Muhammad Al-Kasymiri dalam kitabnya “Faidh Al-Bari Ala Shahih Al-Bukhari”  menuturkan bahwa status tingkatan  seseorang di surga nanti ditentukan sesuai dengan seberapa dalam ia mencintai Rasulullah ﷺ . (Faidh Al-Bari Ala Shahih Al-Bukhari, Muhammad Anwar Al-Kasymiri, 4/475)

Uraian ini pun senada dengan keterangan yang tuangkan oleh Ibnu Bathal dalam karya beliau. Beliau berkata;

فدل هذا أن من أحب عبدًا فى الله فإن الله جامع بينه وبينه فى جنته

“ Hadist diatas memberikan isyarat  kepada kita bahwa barang siapa yang  mencintai seorang hamba kerena Allah  , maka kelak akan dikumpulkan dengan orang yang dia cintai di surga-Nya.” ( Syarah Shahih Al-Bukhari li Ibni Bathal, Ibnu Bathal, 9/333)

Kecintaan kita kepada Baginda Muhammad ﷺ juga merupakan indikasi bahwa seseorang tersebut akan dapat merasakan manisnya iman.

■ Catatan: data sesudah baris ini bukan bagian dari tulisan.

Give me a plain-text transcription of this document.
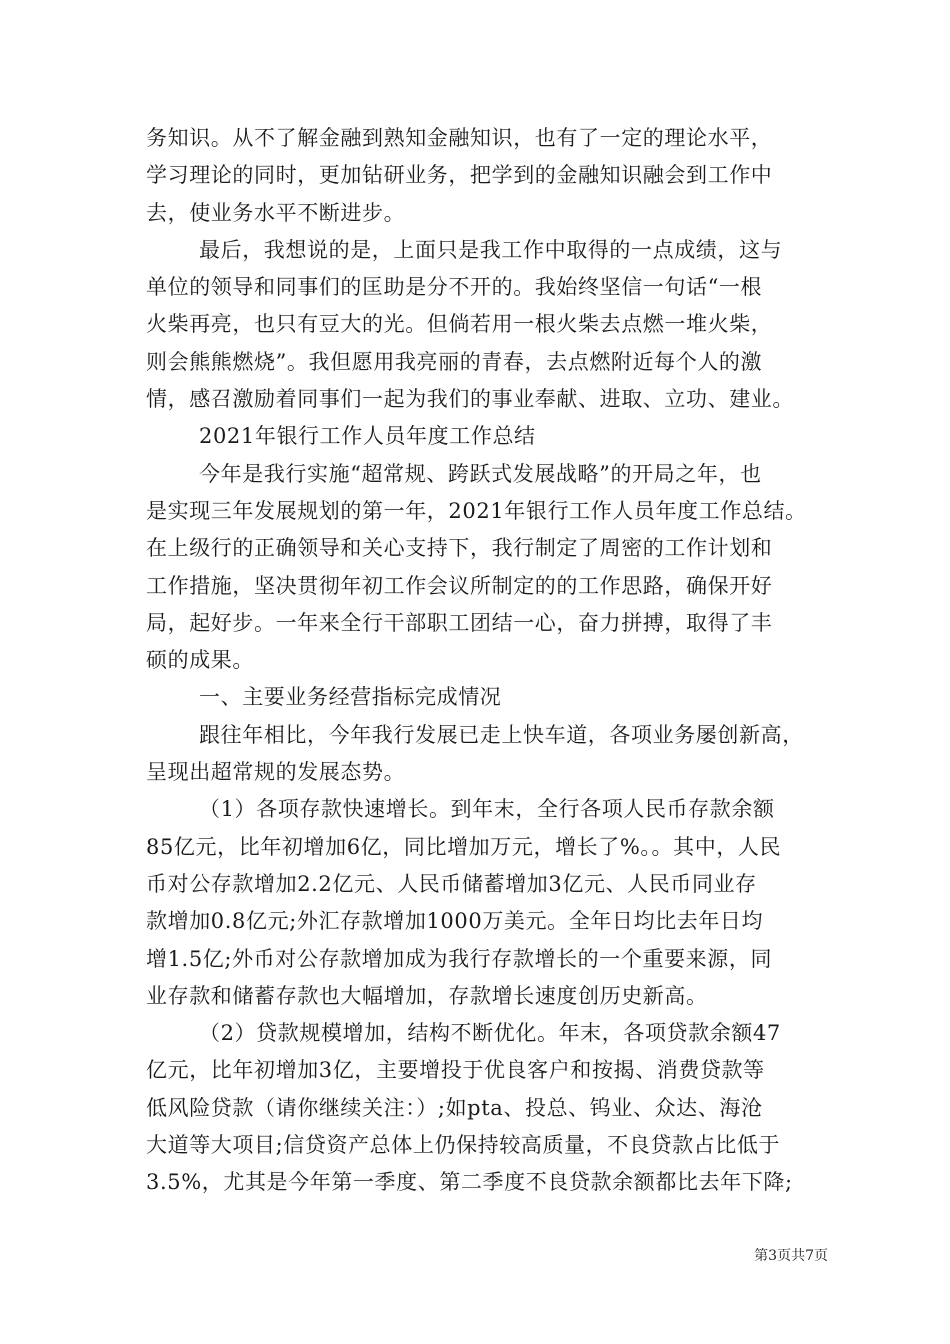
务知识。从不了解金融到熟知金融知识，也有了一定的理论水平，
学习理论的同时，更加钻研业务，把学到的金融知识融会到工作中
去，使业务水平不断进步。
最后，我想说的是，上面只是我工作中取得的一点成绩，这与
单位的领导和同事们的匡助是分不开的。我始终坚信一句话“一根
火柴再亮，也只有豆大的光。但倘若用一根火柴去点燃一堆火柴，
则会熊熊燃烧”。我但愿用我亮丽的青春，去点燃附近每个人的激
情，感召激励着同事们一起为我们的事业奉献、进取、立功、建业。
2021年银行工作人员年度工作总结
今年是我行实施“超常规、跨跃式发展战略”的开局之年，也
是实现三年发展规划的第一年，2021年银行工作人员年度工作总结。
在上级行的正确领导和关心支持下，我行制定了周密的工作计划和
工作措施，坚决贯彻年初工作会议所制定的的工作思路，确保开好
局，起好步。一年来全行干部职工团结一心，奋力拼搏，取得了丰
硕的成果。
一、主要业务经营指标完成情况
跟往年相比，今年我行发展已走上快车道，各项业务屡创新高，
呈现出超常规的发展态势。
（1）各项存款快速增长。到年末，全行各项人民币存款余额
85亿元，比年初增加6亿，同比增加万元，增长了%。。其中，人民
币对公存款增加2.2亿元、人民币储蓄增加3亿元、人民币同业存
款增加0.8亿元;外汇存款增加1000万美元。全年日均比去年日均
增1.5亿;外币对公存款增加成为我行存款增长的一个重要来源，同
业存款和储蓄存款也大幅增加，存款增长速度创历史新高。
（2）贷款规模增加，结构不断优化。年末，各项贷款余额47
亿元，比年初增加3亿，主要增投于优良客户和按揭、消费贷款等
低风险贷款（请你继续关注：）;如pta、投总、钨业、众达、海沧
大道等大项目;信贷资产总体上仍保持较高质量，不良贷款占比低于
3.5%，尤其是今年第一季度、第二季度不良贷款余额都比去年下降;
第3页共7页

Manisnya keimanan adalah sesuatu yang sulit didefinisikan.  Apabila seseorang telah mengecap manisnya iman, maka sungguh ia akan menjadi manusia yang berbeda. Idikasi tersebut sebagaimana disebutkan dalam sabda Beliau ﷺ ;

 عن أنس بن مالك رضي الله عنه عن النبي صلى الله عليه وسلم قال ثلاث من كن فيه وجد حلاوة الإيمان أن يكون الله ورسوله أحب إليه مما سواهما

“Dari Anas bin Malik dari Nabi shallallahu ‘alaihi wa sallam, beliau bersabda: “Tiga perkara yang apabila ada pada diri seseorang, ia akan mendapatkan manisnya iman: Dijadikannya Allah dan Rasul-Nya lebih dicintainya dari selain keduanya.”(HR. Bukhari)

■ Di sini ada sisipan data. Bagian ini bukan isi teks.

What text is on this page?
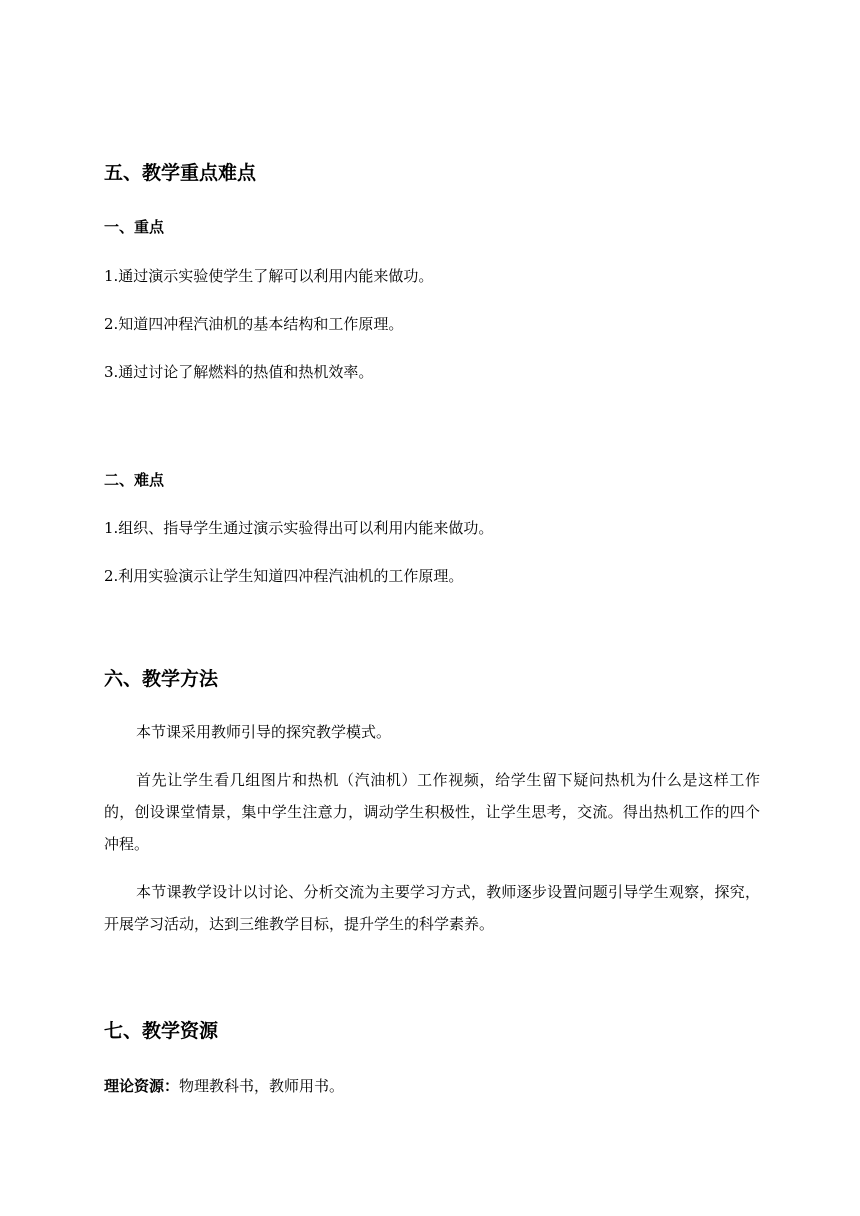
五、教学重点难点
一、重点

1.通过演示实验使学生了解可以利用内能来做功。

2.知道四冲程汽油机的基本结构和工作原理。

3.通过讨论了解燃料的热值和热机效率。

二、难点

1.组织、指导学生通过演示实验得出可以利用内能来做功。

2.利用实验演示让学生知道四冲程汽油机的工作原理。

六、教学方法

本节课采用教师引导的探究教学模式。

首先让学生看几组图片和热机（汽油机）工作视频，给学生留下疑问热机为什么是这样工作的，创设课堂情景，集中学生注意力，调动学生积极性，让学生思考，交流。得出热机工作的四个冲程。

本节课教学设计以讨论、分析交流为主要学习方式，教师逐步设置问题引导学生观察，探究，开展学习活动，达到三维教学目标，提升学生的科学素养。

七、教学资源

理论资源：物理教科书，教师用书。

Ibnu Rajab Al-Hambali menerangkan bahwa iman itu rasanya manis. Rasa tersebut bisa dirasakan oleh hati seseorang sebagaimana mulut merasakan manisnya makanan dan minuman. Maka iman menjadi gizi dan nutirisi bagi hati laksana makanan dan minuman menjadi kebutuhan bagi tubuh. ( Fathul Bari Syarah Shahih Al-Bukhari, Ibnu Rajab Al-Hambali, 1/51)

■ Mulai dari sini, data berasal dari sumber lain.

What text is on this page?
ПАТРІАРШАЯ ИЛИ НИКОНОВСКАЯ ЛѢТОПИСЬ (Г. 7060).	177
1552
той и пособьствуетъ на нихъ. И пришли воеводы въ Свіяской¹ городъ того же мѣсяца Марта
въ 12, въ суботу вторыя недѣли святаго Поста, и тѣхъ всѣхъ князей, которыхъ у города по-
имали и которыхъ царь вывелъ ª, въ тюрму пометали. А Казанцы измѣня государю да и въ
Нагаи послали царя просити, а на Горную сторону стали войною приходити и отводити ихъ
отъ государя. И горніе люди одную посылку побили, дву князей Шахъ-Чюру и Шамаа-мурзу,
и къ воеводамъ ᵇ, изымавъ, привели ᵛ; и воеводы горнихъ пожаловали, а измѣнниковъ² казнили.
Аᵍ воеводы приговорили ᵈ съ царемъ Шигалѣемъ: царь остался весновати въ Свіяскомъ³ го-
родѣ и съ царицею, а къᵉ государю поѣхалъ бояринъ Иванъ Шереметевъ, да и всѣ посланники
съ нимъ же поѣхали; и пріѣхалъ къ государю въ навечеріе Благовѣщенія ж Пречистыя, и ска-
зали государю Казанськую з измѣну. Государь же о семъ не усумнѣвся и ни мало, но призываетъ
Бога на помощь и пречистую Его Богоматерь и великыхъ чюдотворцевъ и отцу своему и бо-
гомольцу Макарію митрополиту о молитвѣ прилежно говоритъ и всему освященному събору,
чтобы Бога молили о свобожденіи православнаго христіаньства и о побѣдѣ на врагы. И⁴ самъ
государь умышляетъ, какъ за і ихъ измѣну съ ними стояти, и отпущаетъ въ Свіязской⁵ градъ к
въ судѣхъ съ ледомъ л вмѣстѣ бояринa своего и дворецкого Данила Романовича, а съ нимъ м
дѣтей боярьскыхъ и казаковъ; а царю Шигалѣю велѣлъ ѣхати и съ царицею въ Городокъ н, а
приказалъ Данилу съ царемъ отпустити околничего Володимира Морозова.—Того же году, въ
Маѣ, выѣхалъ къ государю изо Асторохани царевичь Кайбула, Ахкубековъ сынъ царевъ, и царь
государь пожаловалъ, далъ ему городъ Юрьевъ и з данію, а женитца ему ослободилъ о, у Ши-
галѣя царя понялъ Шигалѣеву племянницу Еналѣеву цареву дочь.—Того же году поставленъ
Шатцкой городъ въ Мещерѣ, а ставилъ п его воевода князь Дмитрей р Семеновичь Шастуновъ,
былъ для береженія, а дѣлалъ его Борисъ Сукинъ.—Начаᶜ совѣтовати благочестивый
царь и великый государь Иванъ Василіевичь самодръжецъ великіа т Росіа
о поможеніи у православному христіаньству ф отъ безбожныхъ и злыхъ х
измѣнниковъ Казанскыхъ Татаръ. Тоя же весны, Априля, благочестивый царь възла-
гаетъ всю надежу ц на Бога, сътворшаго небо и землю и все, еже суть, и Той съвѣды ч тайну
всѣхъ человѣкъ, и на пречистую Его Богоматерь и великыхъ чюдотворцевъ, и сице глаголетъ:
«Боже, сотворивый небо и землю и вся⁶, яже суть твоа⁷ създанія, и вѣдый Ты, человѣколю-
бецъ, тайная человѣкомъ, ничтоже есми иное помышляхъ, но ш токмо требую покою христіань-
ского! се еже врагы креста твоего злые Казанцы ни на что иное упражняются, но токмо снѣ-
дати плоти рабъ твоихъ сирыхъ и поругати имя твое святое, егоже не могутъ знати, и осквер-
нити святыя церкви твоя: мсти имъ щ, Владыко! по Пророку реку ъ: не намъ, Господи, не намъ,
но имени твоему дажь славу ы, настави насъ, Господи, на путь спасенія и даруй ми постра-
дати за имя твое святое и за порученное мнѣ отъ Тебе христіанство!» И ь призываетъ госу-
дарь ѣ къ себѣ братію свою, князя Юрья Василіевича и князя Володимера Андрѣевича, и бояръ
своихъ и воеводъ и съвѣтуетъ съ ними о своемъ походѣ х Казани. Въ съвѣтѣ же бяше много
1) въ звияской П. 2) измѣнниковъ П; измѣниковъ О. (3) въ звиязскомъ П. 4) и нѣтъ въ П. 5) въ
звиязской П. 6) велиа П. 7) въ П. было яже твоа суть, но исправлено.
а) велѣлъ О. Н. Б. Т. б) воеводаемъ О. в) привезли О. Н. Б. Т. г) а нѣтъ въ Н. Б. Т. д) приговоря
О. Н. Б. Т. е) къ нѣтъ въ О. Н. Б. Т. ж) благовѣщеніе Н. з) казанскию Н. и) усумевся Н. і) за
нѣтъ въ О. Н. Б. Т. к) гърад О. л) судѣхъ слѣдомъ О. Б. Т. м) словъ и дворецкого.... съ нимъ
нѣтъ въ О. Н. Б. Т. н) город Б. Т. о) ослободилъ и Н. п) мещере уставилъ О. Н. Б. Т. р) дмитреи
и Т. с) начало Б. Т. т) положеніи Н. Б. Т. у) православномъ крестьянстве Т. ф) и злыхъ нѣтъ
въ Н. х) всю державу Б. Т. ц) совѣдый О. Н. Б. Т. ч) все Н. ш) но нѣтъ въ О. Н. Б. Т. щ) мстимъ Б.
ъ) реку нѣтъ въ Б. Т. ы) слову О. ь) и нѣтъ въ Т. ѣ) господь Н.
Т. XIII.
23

Maka sudah seyogianya seorang muslim mengetahui bagaimana cara mengekspresikan cinta kepada sang Baginda nabi ﷺ. Bagaimana membuktikan cintanya kepada Rasulullah ﷺ  benar-benar tulus. Bukan hanya sekedar klaim belaka bahwa seseorang tersebut mencintai Nabi ﷺ.

Rasulullah  sangat cinta kepada ummatya.

Secara fitrah manusia akan mencintai dan menyukai orang yang telah berbuat baik kepadanya. Tidak ada seorang pun diantara manusia yang paling banyak memberikan kebaikan kepada mereka selain Rasulullah ﷺ. (Kaifa Nuhib Rasulallah ﷺ, Yahya Muhammad Al-Azhari, 9)

Mayoritas manusia lebih mendahulukan kepentingannya atas kepentingan orang lain. Tapi tahukah kita bahwa Rasulullah ﷺ itu berbeda, seluruh pikiran, jerih payah, usaha, dan keringat beliau semua dicurahkan untuk keselamatan dan kebahagiaan kita semua selaku ummatnya. Masya Allah…!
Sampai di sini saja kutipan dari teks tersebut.